One of the things I want to do is attend a specialty school (専門学校 senmon gakkou) for game illustration, but the ones I looked at required a near-fluent level of Japanese speaking and comprehension ability. Because of this, I decided that I would major in Japanese, and possibly minor in art; however, I may also consider the reverse. For now, I just want to focus on taking as many Japanese language and culture classes as possible so that I may be more prepared for the later steps in my plans. I feel like taking a major rather than a minor in Japanese will be more beneficial in the long run.

I was a little concerned about what level courses I should take for Japanese. At my school, once you reach third-year, the classes are actually split up; you have two terms of Speaking and Listening (301/302) and two terms of Reading and Writing (304/305), which overlap during winter term. When I went through the placement screening, my adviser told me that I would be fine in the third-year level classes, but technically the major requires a student to take 301, which I had missed. Additionally, once a student takes 302, they cannot take 301. But, she told me that if I absolutely did not want to wait for next year to start taking Japanese classes, that I could take 302 and fill in 301’s slot with a different class. Sounds good to me! So I decided to do that.

This term, I’m taking the two Japanese classes and one General Studies class (here we call them “University Studies”). Unfortunately I transferred in with a credit amount just short of the threshold to only require two University Studies classes this year rather than three, so I’ll have to take the remaining two next term alongside the final third-year Japanese class (305). That will make for a slightly boring term, but this one is pretty fun, so I think it balances out!

One thing I’m a little worried about is that everyone says the jump from third-year to fourth-year is pretty high. I have a somewhat strange situation, where unlike most of the students, I’ve actually been studying Japanese for a very long time; through a mixture of self study, podcasts, and classes in high school, along with some befriending of and chatting with some native speakers online, I’ve come to a point where I am very comfortable with the language comprehension-wise (though I’m a bit shaky with vocabulary; nothing some flashcards won’t fix). Actually speaking, though, is a little different.

For the most part, my writing (er, typing) seems to be understood, though I’m sure there are errors here and there. But for speaking (as in verbal communication), I have very little confidence. Not only do I have a bad habit of completely forgetting how to use keigo (polite speech), especially when conjugating verbs, I also have a habit of speaking much more quickly than I can think, which leads to a lot of grammatical errors and stumbling over words. There are also several grammar points that I remember learning but have forgotten the details of; as a result, I use them incorrectly. I think this is because I haven’t actually been in a class since early 2010 (almost 6 years!), so I’ve mostly been exposed to purely casual settings and conversation (and maaaaaybe a little anime…).

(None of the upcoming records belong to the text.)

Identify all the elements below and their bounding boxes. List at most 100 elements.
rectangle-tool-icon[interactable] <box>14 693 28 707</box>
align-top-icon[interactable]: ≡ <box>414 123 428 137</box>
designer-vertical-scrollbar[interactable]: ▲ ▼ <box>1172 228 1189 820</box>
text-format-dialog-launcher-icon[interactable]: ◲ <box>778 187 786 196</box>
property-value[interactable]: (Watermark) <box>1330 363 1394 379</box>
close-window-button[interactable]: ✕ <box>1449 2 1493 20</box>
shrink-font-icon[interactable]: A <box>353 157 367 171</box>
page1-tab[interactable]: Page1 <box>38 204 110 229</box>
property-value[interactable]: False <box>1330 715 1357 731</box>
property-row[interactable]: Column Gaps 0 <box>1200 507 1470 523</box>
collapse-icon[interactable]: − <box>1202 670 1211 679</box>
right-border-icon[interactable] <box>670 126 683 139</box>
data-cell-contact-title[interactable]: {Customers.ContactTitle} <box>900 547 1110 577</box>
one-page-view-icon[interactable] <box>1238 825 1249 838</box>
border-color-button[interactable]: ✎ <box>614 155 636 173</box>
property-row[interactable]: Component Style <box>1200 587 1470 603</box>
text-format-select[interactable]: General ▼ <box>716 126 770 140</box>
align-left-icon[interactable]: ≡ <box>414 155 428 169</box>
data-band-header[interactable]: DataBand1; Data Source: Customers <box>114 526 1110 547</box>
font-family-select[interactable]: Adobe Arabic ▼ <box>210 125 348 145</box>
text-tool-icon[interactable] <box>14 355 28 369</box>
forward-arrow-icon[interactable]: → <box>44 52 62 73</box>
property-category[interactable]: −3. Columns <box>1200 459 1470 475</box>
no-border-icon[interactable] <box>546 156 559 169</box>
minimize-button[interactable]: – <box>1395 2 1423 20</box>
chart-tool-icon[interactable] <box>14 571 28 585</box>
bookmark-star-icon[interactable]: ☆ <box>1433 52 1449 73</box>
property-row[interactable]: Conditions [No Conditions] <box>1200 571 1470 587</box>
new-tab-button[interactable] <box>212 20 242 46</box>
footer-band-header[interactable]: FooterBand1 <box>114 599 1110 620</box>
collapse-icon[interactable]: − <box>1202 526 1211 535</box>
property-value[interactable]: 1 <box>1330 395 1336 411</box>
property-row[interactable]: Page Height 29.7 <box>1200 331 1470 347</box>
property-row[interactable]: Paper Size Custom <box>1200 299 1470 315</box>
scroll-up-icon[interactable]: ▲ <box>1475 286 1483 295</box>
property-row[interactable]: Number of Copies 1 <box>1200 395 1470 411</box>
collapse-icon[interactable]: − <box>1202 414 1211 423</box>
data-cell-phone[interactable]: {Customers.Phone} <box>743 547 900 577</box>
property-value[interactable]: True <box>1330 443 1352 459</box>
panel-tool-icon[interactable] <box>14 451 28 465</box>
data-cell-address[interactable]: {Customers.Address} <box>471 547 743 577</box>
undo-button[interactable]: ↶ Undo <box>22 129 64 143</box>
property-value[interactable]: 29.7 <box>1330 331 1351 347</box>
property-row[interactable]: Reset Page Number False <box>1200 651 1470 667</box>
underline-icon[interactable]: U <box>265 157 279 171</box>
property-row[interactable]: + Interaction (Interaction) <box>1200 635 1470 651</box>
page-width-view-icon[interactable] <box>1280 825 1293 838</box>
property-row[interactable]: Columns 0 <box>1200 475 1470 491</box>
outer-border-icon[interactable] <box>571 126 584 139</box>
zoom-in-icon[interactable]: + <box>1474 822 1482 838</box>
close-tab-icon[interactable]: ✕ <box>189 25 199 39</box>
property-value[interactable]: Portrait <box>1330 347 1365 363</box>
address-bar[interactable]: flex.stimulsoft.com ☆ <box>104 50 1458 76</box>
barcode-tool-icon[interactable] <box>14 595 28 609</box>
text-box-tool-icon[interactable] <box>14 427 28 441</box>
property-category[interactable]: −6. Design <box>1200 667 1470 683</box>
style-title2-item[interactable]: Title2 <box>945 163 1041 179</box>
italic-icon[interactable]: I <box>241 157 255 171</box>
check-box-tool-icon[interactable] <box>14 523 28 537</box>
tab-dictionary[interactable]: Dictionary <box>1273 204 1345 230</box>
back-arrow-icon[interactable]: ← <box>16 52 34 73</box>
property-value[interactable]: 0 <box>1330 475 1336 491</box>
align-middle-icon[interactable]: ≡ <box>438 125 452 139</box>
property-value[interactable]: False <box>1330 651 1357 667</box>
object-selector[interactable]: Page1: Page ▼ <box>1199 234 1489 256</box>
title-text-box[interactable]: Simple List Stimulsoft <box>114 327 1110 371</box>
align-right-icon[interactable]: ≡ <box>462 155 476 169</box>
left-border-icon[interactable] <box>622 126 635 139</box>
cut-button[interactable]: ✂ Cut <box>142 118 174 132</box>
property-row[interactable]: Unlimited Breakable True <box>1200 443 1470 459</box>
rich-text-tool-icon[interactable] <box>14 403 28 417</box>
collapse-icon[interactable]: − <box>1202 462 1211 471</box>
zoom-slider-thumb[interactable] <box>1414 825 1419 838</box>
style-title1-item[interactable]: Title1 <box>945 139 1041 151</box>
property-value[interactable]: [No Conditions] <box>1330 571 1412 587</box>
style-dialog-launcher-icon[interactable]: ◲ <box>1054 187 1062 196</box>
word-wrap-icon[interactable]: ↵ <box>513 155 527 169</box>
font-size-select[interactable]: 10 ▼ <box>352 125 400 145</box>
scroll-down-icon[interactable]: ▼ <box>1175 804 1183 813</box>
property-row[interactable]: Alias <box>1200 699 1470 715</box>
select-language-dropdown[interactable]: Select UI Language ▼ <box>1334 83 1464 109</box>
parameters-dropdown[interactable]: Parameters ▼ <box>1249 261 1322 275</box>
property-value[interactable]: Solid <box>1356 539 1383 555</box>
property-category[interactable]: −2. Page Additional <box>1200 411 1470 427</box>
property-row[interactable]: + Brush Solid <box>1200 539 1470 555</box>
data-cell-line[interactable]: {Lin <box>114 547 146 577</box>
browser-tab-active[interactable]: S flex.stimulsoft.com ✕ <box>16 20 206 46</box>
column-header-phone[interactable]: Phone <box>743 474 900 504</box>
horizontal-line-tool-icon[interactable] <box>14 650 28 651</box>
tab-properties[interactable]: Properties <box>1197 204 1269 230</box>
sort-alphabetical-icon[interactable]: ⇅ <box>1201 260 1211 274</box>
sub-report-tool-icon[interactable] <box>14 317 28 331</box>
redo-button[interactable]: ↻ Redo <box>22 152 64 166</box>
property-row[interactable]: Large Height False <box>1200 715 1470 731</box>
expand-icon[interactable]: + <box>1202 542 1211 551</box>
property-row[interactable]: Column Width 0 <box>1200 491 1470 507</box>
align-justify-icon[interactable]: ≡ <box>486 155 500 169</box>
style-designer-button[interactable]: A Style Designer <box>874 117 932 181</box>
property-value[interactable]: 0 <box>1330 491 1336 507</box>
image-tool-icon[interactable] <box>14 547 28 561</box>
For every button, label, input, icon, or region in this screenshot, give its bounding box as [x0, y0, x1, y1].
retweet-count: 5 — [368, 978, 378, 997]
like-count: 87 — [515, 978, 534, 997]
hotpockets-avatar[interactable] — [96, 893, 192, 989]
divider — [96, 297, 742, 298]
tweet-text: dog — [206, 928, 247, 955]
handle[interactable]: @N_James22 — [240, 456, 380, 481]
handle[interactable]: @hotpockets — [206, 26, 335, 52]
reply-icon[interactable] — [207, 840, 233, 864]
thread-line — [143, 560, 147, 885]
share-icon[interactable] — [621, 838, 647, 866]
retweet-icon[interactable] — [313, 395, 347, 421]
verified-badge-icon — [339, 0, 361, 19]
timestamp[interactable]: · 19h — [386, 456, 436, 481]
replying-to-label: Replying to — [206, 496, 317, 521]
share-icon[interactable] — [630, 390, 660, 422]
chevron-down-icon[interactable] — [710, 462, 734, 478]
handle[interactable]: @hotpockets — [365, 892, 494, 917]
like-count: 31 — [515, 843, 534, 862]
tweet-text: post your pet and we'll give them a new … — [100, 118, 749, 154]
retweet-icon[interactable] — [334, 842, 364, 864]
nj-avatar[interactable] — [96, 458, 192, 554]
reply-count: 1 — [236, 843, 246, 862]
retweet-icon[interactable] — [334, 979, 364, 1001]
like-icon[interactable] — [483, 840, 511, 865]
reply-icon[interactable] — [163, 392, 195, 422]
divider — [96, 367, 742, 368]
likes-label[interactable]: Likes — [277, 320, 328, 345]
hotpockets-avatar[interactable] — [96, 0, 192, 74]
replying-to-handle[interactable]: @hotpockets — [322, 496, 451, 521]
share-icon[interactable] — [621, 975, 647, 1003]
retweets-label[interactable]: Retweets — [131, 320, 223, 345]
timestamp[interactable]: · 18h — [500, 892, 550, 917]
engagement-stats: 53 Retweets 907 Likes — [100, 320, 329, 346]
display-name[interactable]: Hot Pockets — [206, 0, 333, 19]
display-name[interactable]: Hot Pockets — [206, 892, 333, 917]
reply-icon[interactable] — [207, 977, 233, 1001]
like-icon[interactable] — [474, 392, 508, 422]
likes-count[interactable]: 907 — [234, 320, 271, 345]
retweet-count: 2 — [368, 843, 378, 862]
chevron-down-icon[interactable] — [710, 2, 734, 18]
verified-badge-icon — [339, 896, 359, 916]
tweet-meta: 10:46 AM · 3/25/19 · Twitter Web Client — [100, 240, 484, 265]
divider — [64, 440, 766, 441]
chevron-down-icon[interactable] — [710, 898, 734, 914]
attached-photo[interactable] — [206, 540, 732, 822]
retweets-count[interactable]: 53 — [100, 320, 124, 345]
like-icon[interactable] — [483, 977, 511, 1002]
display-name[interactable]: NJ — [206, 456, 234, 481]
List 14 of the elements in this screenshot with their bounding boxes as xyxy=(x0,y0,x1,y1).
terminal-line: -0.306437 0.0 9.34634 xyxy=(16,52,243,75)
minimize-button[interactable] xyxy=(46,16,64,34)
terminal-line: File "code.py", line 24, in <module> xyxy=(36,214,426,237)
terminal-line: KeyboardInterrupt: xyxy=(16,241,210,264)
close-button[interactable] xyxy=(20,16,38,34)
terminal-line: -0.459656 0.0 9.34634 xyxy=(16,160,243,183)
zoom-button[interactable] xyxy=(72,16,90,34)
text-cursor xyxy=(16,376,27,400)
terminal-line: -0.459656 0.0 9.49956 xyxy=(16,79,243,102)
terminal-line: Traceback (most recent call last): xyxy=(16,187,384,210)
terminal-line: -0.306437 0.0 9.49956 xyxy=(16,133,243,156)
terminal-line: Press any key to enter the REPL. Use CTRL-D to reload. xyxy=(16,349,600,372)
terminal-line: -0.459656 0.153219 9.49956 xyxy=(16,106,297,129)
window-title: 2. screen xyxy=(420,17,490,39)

I feel like maybe I shouldn’t worry about this as much as I do. After all, many of my classmates seem to also struggle with their speaking ability; but I think they have a better all around stable level and more recent practice using specific grammar points whereas for me it’s very hit and miss; I have a tendency to cling to the ones I know best. In the end, I think it will come down to putting forth more effort and making sure to practice often.